Au-dessus d’eux, les ouvriers n’avaient qu’un chef, leur directeur, un Français, du nom de Marcel Camaret, qu’ils n’étaient pas loin de considérer comme un dieu.

Marcel Camaret était le seul habitant de l’Usine qui pût librement en sortir et errer à son gré, soit dans les rues, soit aux environs de Blackland. Bien qu’il ne se fît pas faute d’user de cette liberté et de promener de tous côtés ses rêveries, il ne faudrait pas en conclure qu’il fût mieux renseigné que le personnel placé sous ses ordres sur les mœurs particulières de cette ville, dont il ignorait jusqu’au nom.

Un des ouvriers lui ayant demandé un jour ce renseignement, Camaret avait cherché un instant, de bonne foi, puis, au grand étonnement de son subordonné, il avait répondu avec hésitation :

— Ma foi… je ne sais trop…

Jamais, jusqu’alors, il n’avait pensé à s’informer de ce détail. Il n’y pensa, d’ailleurs, pas davantage après que la question lui eut été posée.
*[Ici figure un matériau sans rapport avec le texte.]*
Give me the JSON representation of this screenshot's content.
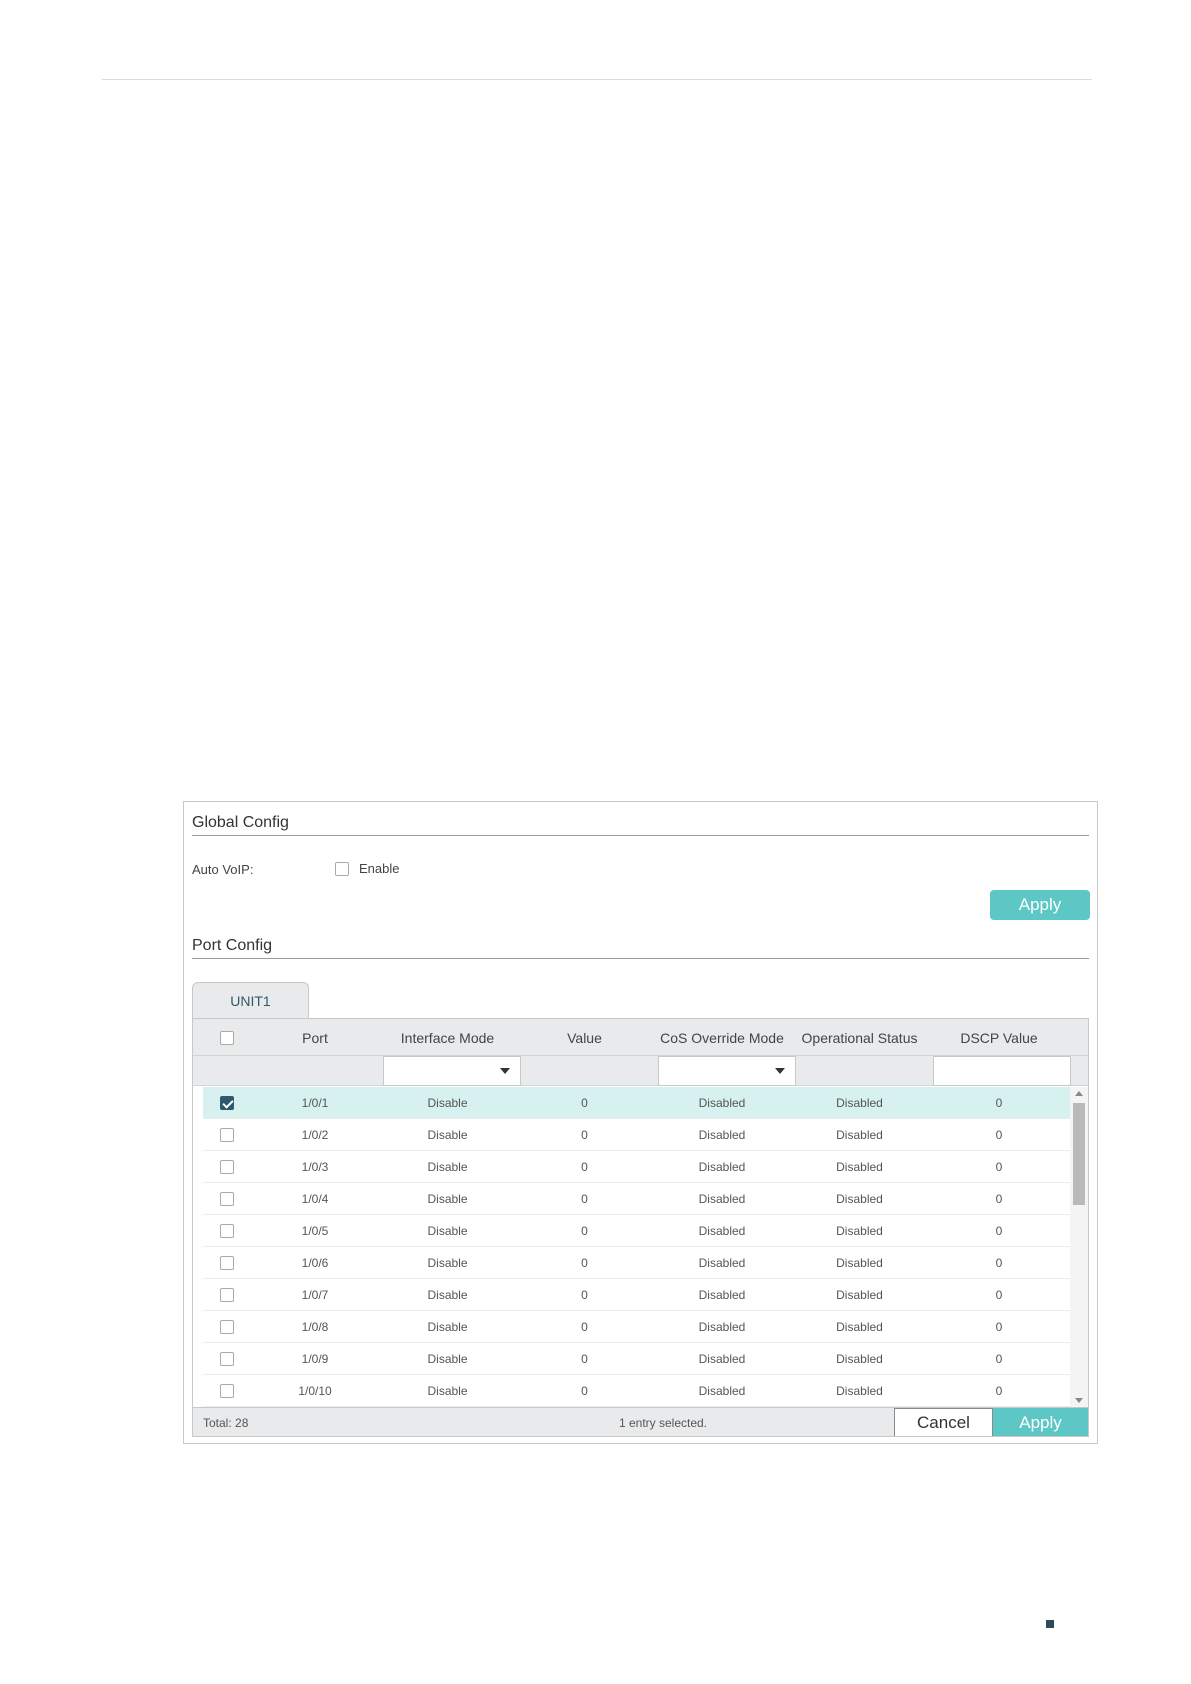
{
  "global_config": {
    "title": "Global Config",
    "auto_voip_label": "Auto VoIP:",
    "enable_label": "Enable",
    "enable_checked": false,
    "apply_label": "Apply"
  },
  "port_config": {
    "title": "Port Config",
    "tab_label": "UNIT1",
    "columns": [
      "Port",
      "Interface Mode",
      "Value",
      "CoS Override Mode",
      "Operational Status",
      "DSCP Value"
    ],
    "rows": [
      {
        "port": "1/0/1",
        "interface_mode": "Disable",
        "value": "0",
        "cos_override_mode": "Disabled",
        "operational_status": "Disabled",
        "dscp_value": "0",
        "checked": true
      },
      {
        "port": "1/0/2",
        "interface_mode": "Disable",
        "value": "0",
        "cos_override_mode": "Disabled",
        "operational_status": "Disabled",
        "dscp_value": "0",
        "checked": false
      },
      {
        "port": "1/0/3",
        "interface_mode": "Disable",
        "value": "0",
        "cos_override_mode": "Disabled",
        "operational_status": "Disabled",
        "dscp_value": "0",
        "checked": false
      },
      {
        "port": "1/0/4",
        "interface_mode": "Disable",
        "value": "0",
        "cos_override_mode": "Disabled",
        "operational_status": "Disabled",
        "dscp_value": "0",
        "checked": false
      },
      {
        "port": "1/0/5",
        "interface_mode": "Disable",
        "value": "0",
        "cos_override_mode": "Disabled",
        "operational_status": "Disabled",
        "dscp_value": "0",
        "checked": false
      },
      {
        "port": "1/0/6",
        "interface_mode": "Disable",
        "value": "0",
        "cos_override_mode": "Disabled",
        "operational_status": "Disabled",
        "dscp_value": "0",
        "checked": false
      },
      {
        "port": "1/0/7",
        "interface_mode": "Disable",
        "value": "0",
        "cos_override_mode": "Disabled",
        "operational_status": "Disabled",
        "dscp_value": "0",
        "checked": false
      },
      {
        "port": "1/0/8",
        "interface_mode": "Disable",
        "value": "0",
        "cos_override_mode": "Disabled",
        "operational_status": "Disabled",
        "dscp_value": "0",
        "checked": false
      },
      {
        "port": "1/0/9",
        "interface_mode": "Disable",
        "value": "0",
        "cos_override_mode": "Disabled",
        "operational_status": "Disabled",
        "dscp_value": "0",
        "checked": false
      },
      {
        "port": "1/0/10",
        "interface_mode": "Disable",
        "value": "0",
        "cos_override_mode": "Disabled",
        "operational_status": "Disabled",
        "dscp_value": "0",
        "checked": false
      }
    ],
    "footer": {
      "total": "Total: 28",
      "selected_text": "1 entry selected.",
      "cancel_label": "Cancel",
      "apply_label": "Apply"
    }
  },
  "colors": {
    "accent": "#5cc7c4",
    "selected_row": "#d6f1ef",
    "header_bg": "#e9eaeb",
    "checkbox_checked": "#2f5a6b"
  },
  "icons": [
    "checkbox-icon",
    "chevron-down-icon",
    "scroll-up-icon",
    "scroll-down-icon"
  ]
}
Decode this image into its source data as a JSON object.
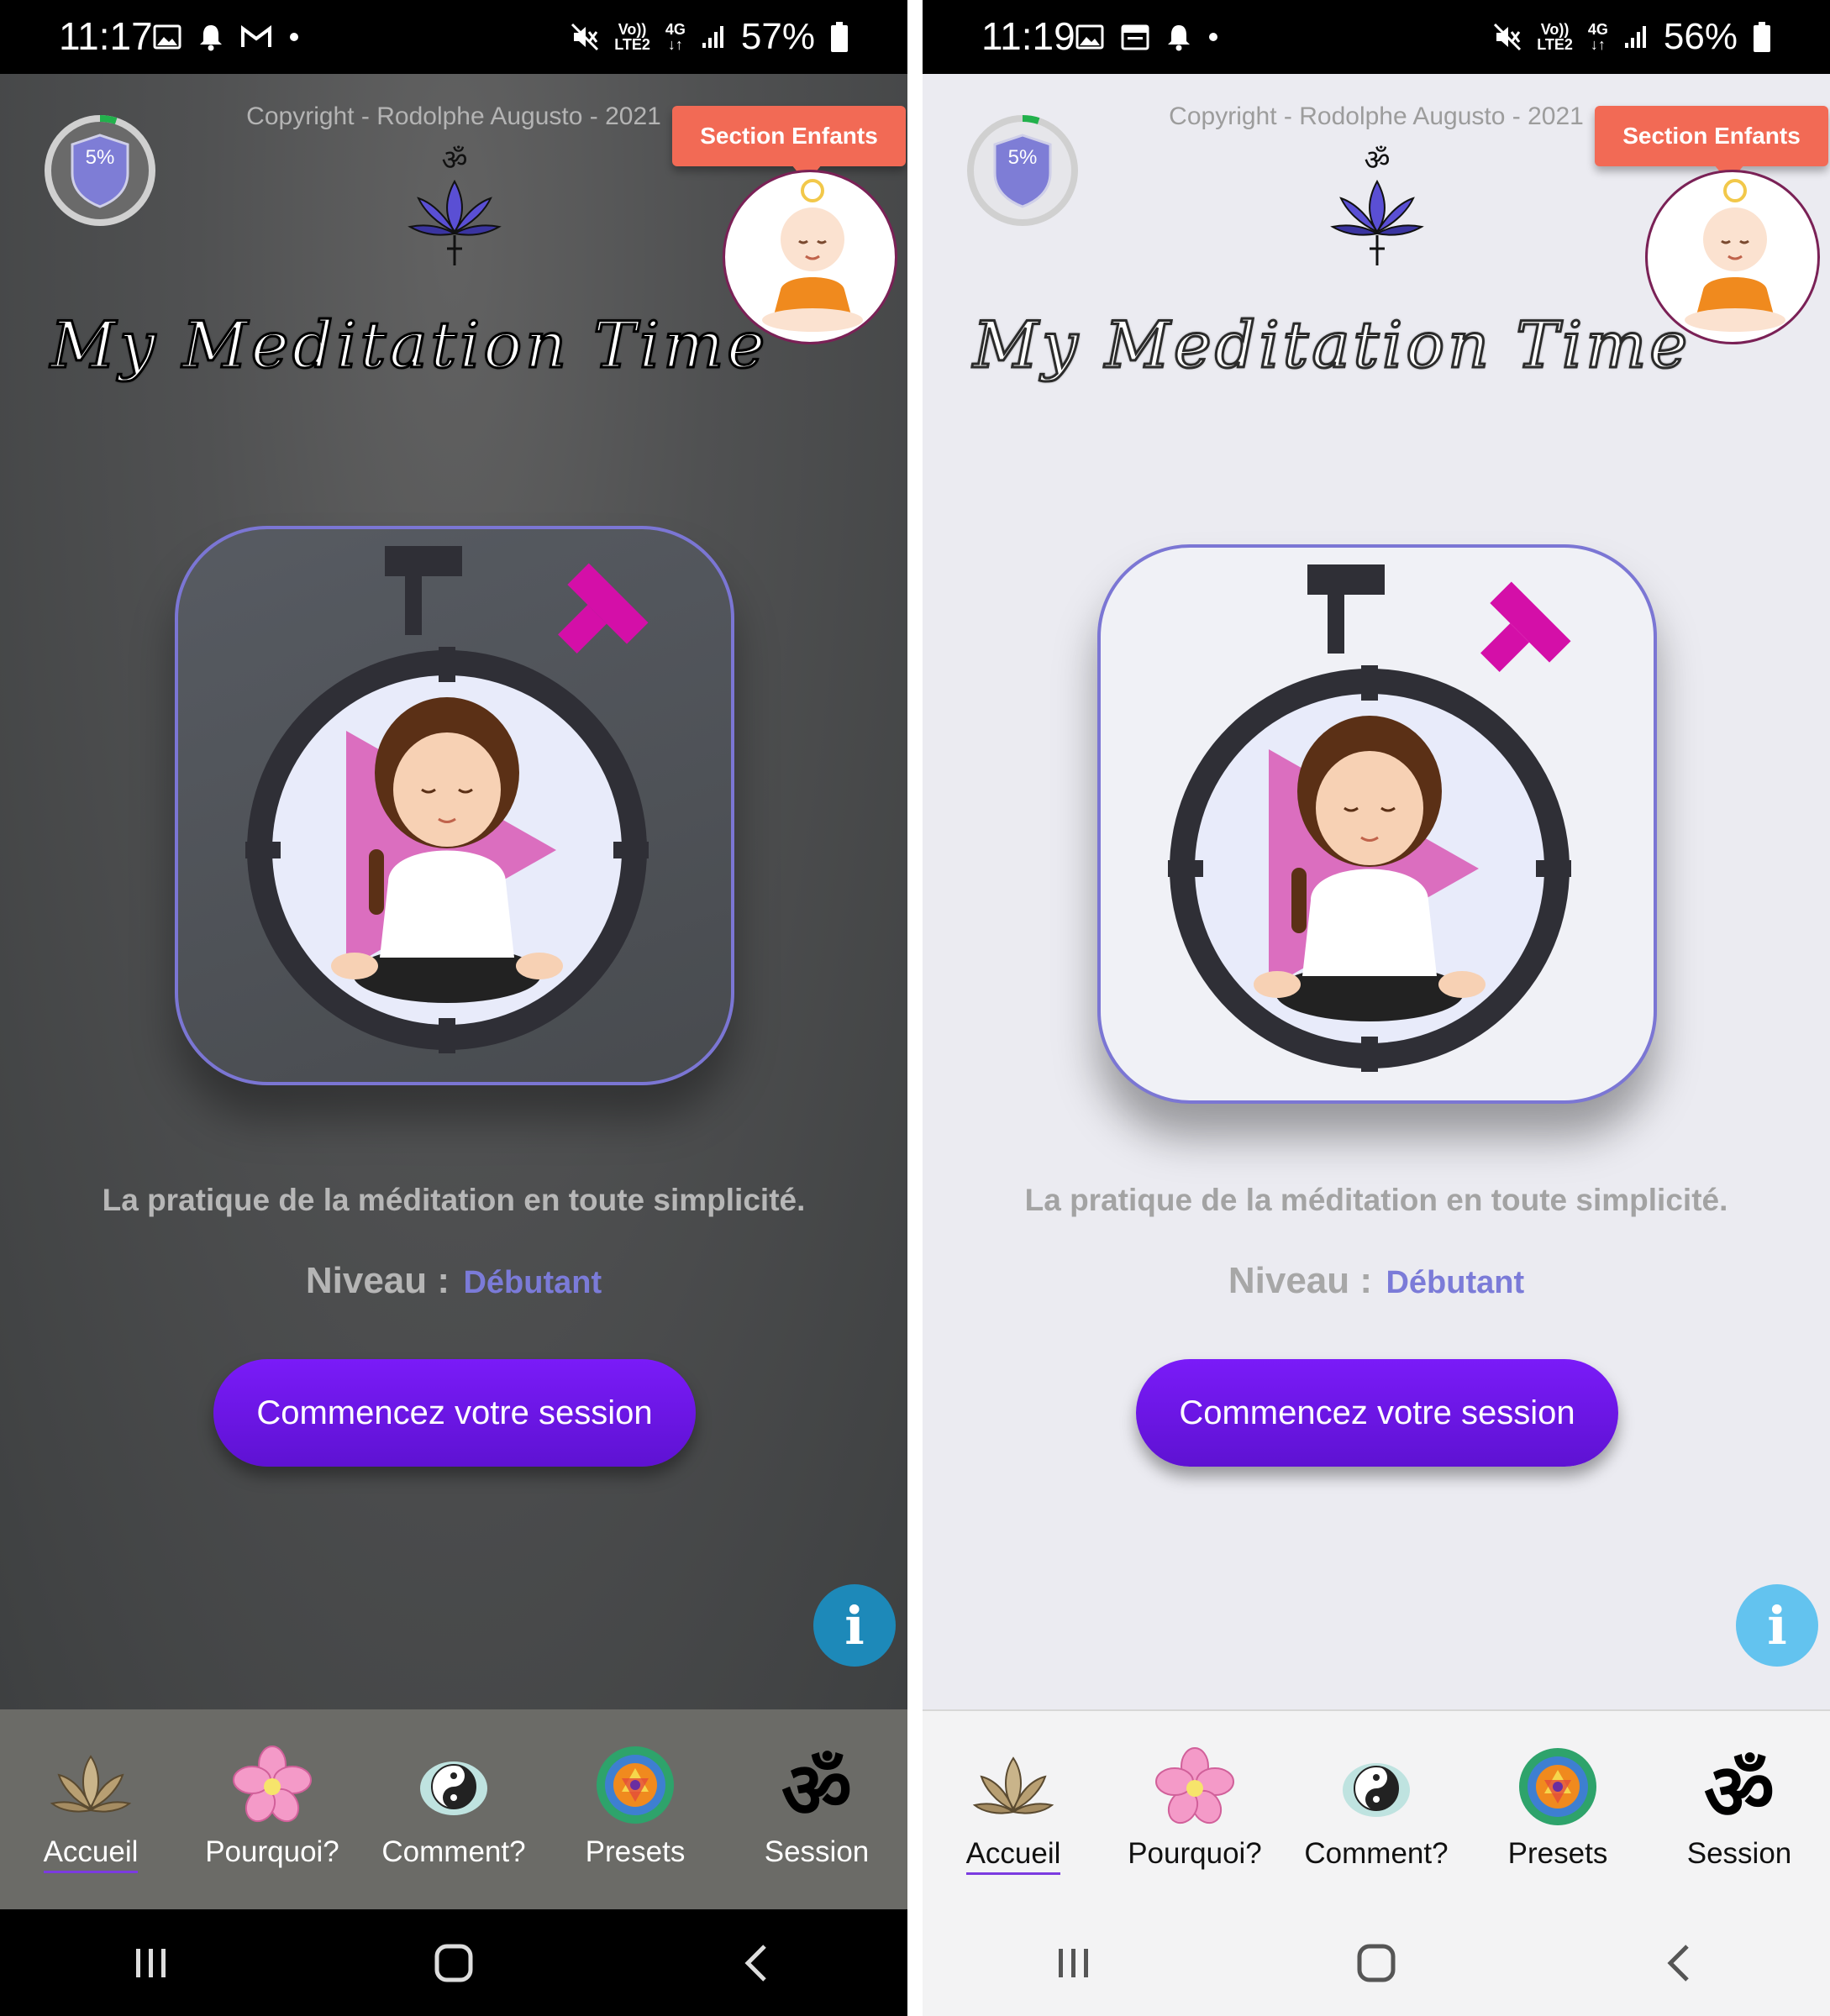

C’était un être étrange que Marcel Camaret.

Il paraissait âgé d’une quarantaine d’années. De taille moyenne, ses épaules étroites, sa poitrine plate, ses cheveux ténus et rares d’un blond fade lui donnaient une apparence délicate et frêle. Ses gestes étaient mesurés, son calme inaltérable, et il parlait, avec une timidité d’enfant, d’une voix faible et douce, qui ne s’élevait jamais au ton de la colère, voire de l’impatience, dans aucune circonstance quelle qu’elle fût. Il tenait constamment un peu penchée sur l’épaule gauche sa tête trop lourde, et son visage, d’une pâleur mate, aux traits fins et maladifs, n’avait qu’une beauté : deux admirables yeux bleus pleins de ciel et de rêve.

Un observateur attentif eût découvert encore autre chose dans ces yeux magnifiques. À de certains moments, une lueur vague et trouble y passait, et, parfois, leur expression avait, pour un instant, quelque chose d’égaré. Qui eût surpris cette lueur n’eût pas manqué de soutenir que Marcel Camaret était fou, et peut-être, après tout, ce jugement n’eût-il pas été très loin de la vérité. N’est-elle pas bien petite, en effet, la distance qui sépare l’homme supérieur du dément ? Par quelque côté le génie ne touche-t-il pas à la folie ?

En dépit de sa timidité, de sa faiblesse physique et de sa douceur, Marcel Camaret était doué d’une énergie sans limites. Les plus grandes calamités, les dangers les plus imminents, les privations les plus cruelles le laissaient insensible. La raison en est qu’il les ignorait. Ses limpides yeux bleus ne regardaient qu’en dedans et ne voyaient rien des contingences extérieures. Il vivait hors du temps, dans un monde féerique tout peuplé de chimères. Il pensait. Il pensait fortement, il pensait uniquement et toujours. Marcel Camaret n’était qu’une machine à penser, machine prodigieuse, inoffensive — et terrible.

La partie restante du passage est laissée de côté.